An aircraft of Asiana Airlines at the Airbus delivery centre in Toulouse, France. File/Reuters
Creditors plan to inject $2 billion into debt-ridden Asiana Airlines after a planned sale of South Korea’s second-largest carrier collapsed, a state bank said.
Kumho Industrial pulled the 2.5 trillion won ($2.11 billion) sale of the South Korean to Hyundai Development Co and brokerage Mirae Asset Daewoo.
They had agreed to buy control of Asiana in December, but called for better terms after the airline’s debt surged in subsequent months after the coronavirus pandemic tore through markets and wiped out demand for travel.
Asiana CEO Han Chang-soo said it was necessary to preserve Asiana Airlines as a going concern. State-run lead creditor Korea Development Bank said creditors will relaunch Asiana’s sale as soon as conditions permit.
Hyundai Development plans to respond after legal review, it said in a regulatory filing, adding that the deal fell apart due to Asiana’s failure to meet preconditions.
Mirae Asset said it would respond according to future progress as a financial investor.
Asiana, which competes with bigger Korean Air Lines, had a total debt of 12.8 trillion won as of end-June, up more than 33% from a year earlier, according to its regulatory filing.
Meanwhile, Singapore Airlines said it would cut 4,300 positions, or around 20% of its staff, due to the debilitating impact of the coronavirus pandemic on demand in the largest job losses in its history.
The airline said after taking into account a recruitment freeze, natural attrition and voluntary departure schemes, the potential number of staff affected would be reduced to around 2,400 in Singapore and overseas.
The company reiterated its forecast that it expected to operate less than 50% of its normal capacity by its financial year end of March 31, 2021. It is currently at 8%.

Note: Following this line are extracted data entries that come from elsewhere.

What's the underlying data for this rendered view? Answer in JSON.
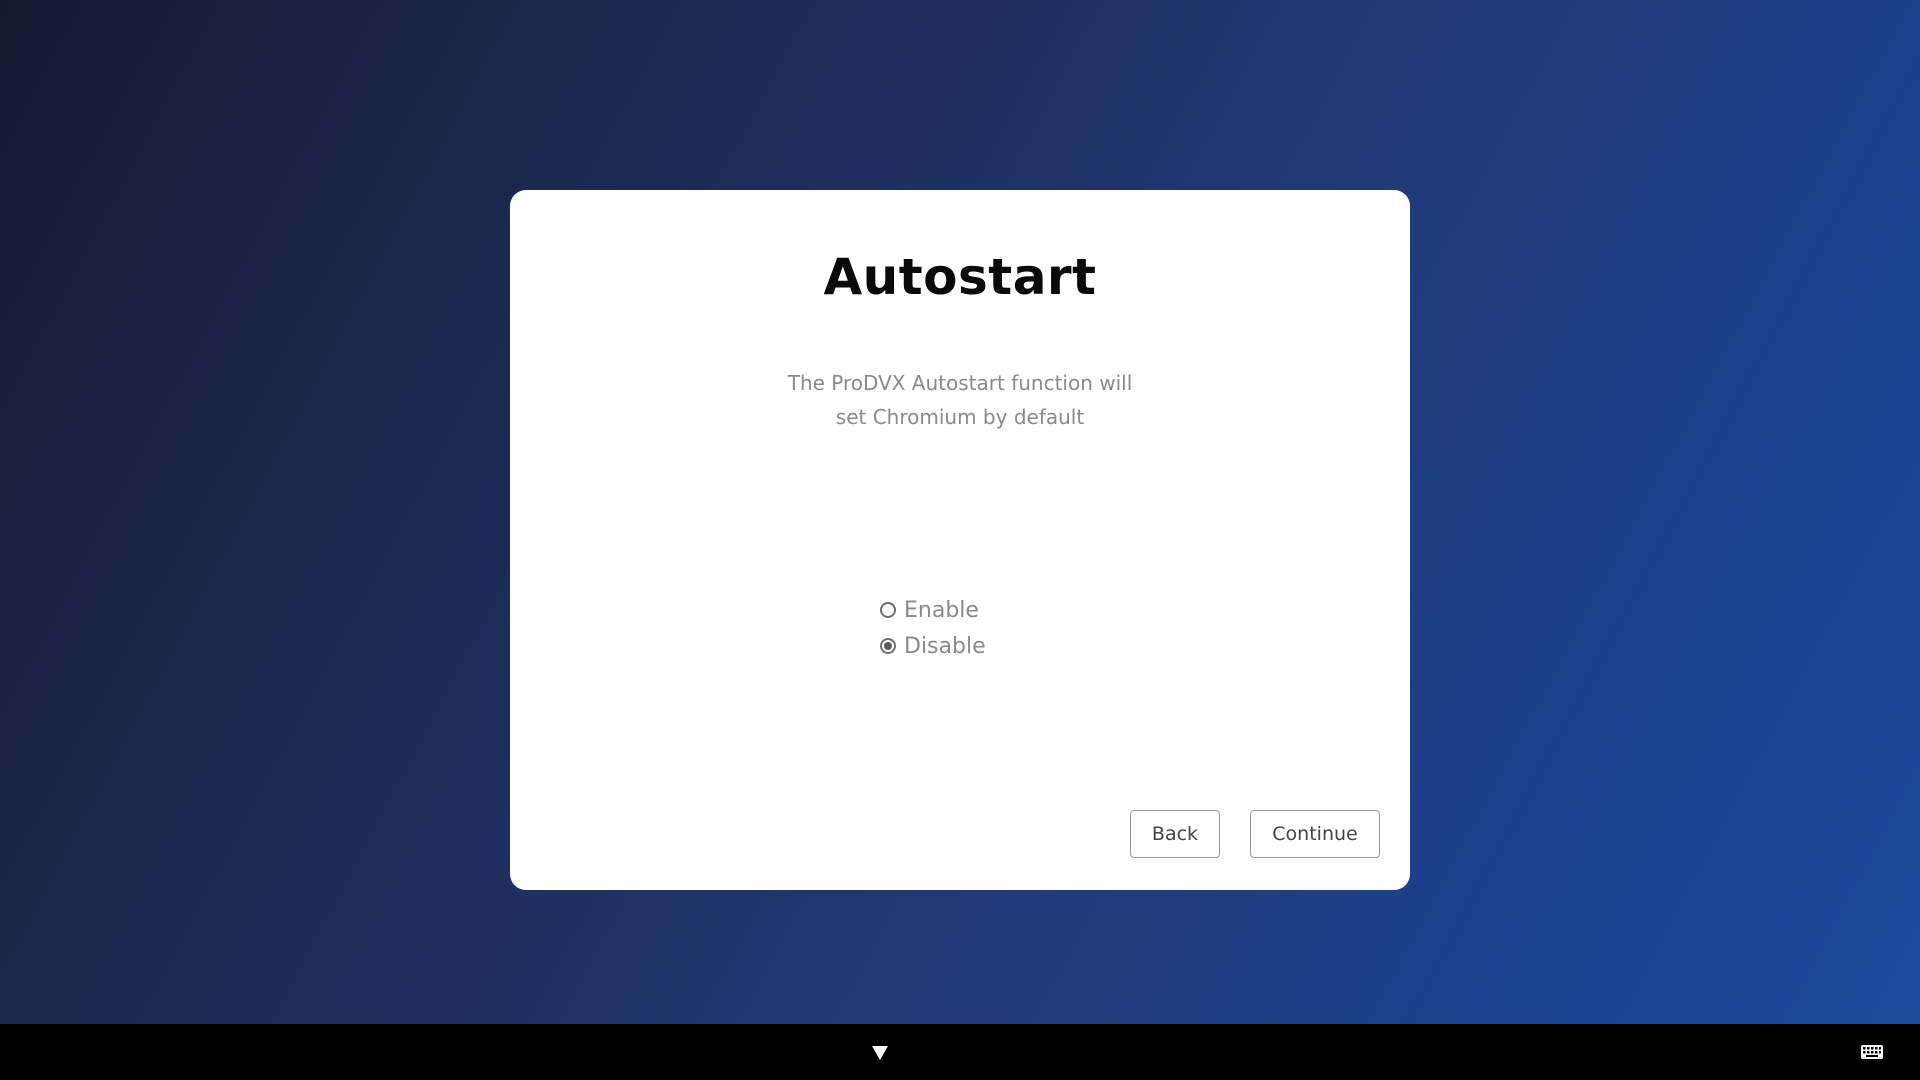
{
  "dialog": {
    "title": "Autostart",
    "description_lines": [
      "The ProDVX Autostart function will",
      "set Chromium by default"
    ],
    "options": [
      {
        "label": "Enable",
        "checked": false
      },
      {
        "label": "Disable",
        "checked": true
      }
    ],
    "back_label": "Back",
    "continue_label": "Continue"
  },
  "navbar": {
    "icons": [
      "chevron-down-icon",
      "keyboard-icon"
    ]
  },
  "colors": {
    "background_dark": "#151b33",
    "background_light": "#1d4a9b",
    "dialog_bg": "#ffffff",
    "text_muted": "#8a8a8a",
    "navbar_bg": "#000000"
  }
}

The airline has no domestic network and is wholly dependent on international demand at a time when many borders remain effectively closed.
It said to remain viable in an uncertain landscape it would operate a smaller fleet and reduced network in coming years, having already announced a review of its Airbus SE A380 planes for a possible S$1 billion ($731.21 million) in impairments.
The job losses on Thursday were the first it had announced since the start of the pandemic, which has seen it raise S$11 billion of equity and debt to shore up its liquidity.
“The next few weeks will be some of the toughest in the history of the SIA Group as some of our friends and colleagues leave the company,” Singapore Airlines Chief Executive Goh Choon Phong said in a statement.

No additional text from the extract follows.